RNLE: Residual neural likelihood estimation and its application to gravitational-wave astronomy
Mattia Emma, Gregory Ashton
TL;DR
RNLE introduces Residual Neural Likelihood Estimation to gravitational-wave parameter estimation under non-Gaussian noise by learning the residual likelihood from noise realizations and subtracting waveform realizations to evaluate L(d m). It integrates with Bilby via the sbi framework and autoregressive flows to enable simulation-based Bayesian inference on residuals, achieving Gaussian-likelihood consistency in quiet data and superior robustness in glitch-contaminated data. The paper validates RNLE across toy models, simulated BBHs in colored Gaussian and quasi-Gaussian real data, and highly non-Gaussian segments, while diagnosing training-noise variability and proposing ensemble-based strategies. An open-source sbilby implementation provides a practical pathway to deploy RNLE broadly for GW astronomy and other scientific domains requiring flexible, likelihood-free inference under complex noise.
Abstract
Simulation-based inference provides a powerful framework for Bayesian inference when the likelihood is analytically intractable or computationally prohibitive.
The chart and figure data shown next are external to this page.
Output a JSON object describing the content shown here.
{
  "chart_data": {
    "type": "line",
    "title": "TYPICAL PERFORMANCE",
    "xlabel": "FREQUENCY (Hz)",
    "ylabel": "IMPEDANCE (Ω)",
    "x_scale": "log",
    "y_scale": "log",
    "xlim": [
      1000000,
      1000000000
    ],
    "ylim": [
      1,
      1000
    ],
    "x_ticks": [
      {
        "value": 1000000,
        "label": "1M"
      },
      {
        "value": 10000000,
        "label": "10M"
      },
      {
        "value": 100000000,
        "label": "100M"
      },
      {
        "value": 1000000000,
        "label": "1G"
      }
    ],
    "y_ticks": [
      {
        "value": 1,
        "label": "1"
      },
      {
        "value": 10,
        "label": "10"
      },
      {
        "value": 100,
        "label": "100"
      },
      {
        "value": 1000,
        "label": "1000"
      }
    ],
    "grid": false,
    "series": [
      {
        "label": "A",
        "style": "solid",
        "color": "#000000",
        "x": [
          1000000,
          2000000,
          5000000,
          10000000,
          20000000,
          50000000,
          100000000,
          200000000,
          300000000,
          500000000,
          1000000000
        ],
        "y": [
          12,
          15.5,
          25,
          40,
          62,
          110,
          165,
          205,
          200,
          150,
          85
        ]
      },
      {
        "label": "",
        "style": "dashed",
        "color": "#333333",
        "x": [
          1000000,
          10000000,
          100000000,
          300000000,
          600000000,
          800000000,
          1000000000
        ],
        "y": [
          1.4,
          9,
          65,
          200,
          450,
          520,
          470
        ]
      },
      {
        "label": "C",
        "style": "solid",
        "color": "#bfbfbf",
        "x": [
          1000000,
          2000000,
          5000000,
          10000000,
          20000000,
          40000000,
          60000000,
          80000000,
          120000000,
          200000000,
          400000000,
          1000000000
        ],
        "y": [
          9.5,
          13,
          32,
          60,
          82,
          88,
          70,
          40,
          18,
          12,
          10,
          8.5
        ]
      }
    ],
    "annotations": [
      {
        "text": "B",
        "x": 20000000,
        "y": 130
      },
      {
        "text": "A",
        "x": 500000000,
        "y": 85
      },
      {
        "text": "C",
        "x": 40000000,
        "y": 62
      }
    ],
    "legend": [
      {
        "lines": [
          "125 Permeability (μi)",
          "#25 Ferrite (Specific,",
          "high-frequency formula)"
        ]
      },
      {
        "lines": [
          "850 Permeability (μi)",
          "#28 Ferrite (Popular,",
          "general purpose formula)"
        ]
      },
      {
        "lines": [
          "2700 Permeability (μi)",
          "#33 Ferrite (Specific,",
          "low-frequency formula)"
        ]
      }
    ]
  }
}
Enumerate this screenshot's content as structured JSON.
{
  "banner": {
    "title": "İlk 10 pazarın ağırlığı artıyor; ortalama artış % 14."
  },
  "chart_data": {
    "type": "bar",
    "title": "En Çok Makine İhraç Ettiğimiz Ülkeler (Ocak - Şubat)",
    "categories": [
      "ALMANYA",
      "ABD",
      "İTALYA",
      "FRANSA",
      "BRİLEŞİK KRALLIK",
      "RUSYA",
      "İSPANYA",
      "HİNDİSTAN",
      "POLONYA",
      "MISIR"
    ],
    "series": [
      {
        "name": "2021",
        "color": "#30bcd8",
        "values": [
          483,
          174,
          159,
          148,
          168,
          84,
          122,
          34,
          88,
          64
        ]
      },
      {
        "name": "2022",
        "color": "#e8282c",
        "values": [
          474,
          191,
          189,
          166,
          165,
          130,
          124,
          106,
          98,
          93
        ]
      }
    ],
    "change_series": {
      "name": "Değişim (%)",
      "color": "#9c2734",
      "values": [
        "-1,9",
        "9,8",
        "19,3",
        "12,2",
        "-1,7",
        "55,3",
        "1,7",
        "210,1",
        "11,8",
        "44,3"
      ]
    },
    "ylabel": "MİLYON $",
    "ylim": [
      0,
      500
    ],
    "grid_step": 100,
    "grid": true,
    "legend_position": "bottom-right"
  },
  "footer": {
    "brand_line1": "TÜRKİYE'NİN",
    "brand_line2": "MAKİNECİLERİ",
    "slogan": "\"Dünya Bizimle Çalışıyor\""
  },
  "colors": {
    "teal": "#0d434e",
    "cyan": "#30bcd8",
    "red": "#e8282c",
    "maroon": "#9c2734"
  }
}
By leveraging machine-learning techniques and neural density estimators, it enables flexible likelihood or posterior modeling directly from simulations. We introduce Residual Neural Likelihood Estimation (RNLE), a modification of Neural Likelihood Estimation (NLE) that learns the likelihood of non-Gaussian noise in gravitational-wave detector data. Exploiting the additive structure of the signal and noise generation processes, RNLE directly models the noise distribution, substantially reducing the number of simulations required for accurate parameter estimation and improving robustness to realistic noise artifacts. The performance of RNLE is demonstrated using a toy model, simulated gravitational-wave signals, and real detector noise from ground based interferometers. Even in the presence of loud non-Gaussian transients, glitches, we show that RNLE can achieve reliable parameter recovery when trained on appropriately constructed datasets. We further assess the stability of the method by quantifying the variability introduced by retraining the conditional density estimator on statistically identical datasets with different optimization seeds, referred to as training noise. This variability can be mitigated through an ensemble approach that combines multiple RNLE models using evidence-based weighting. An implementation of RNLE is publicly available in the sbilby package, enabling its deployment within gravitational-wave astronomy and a broad range of scientific applications requiring flexible, simulation-based likelihood estimation.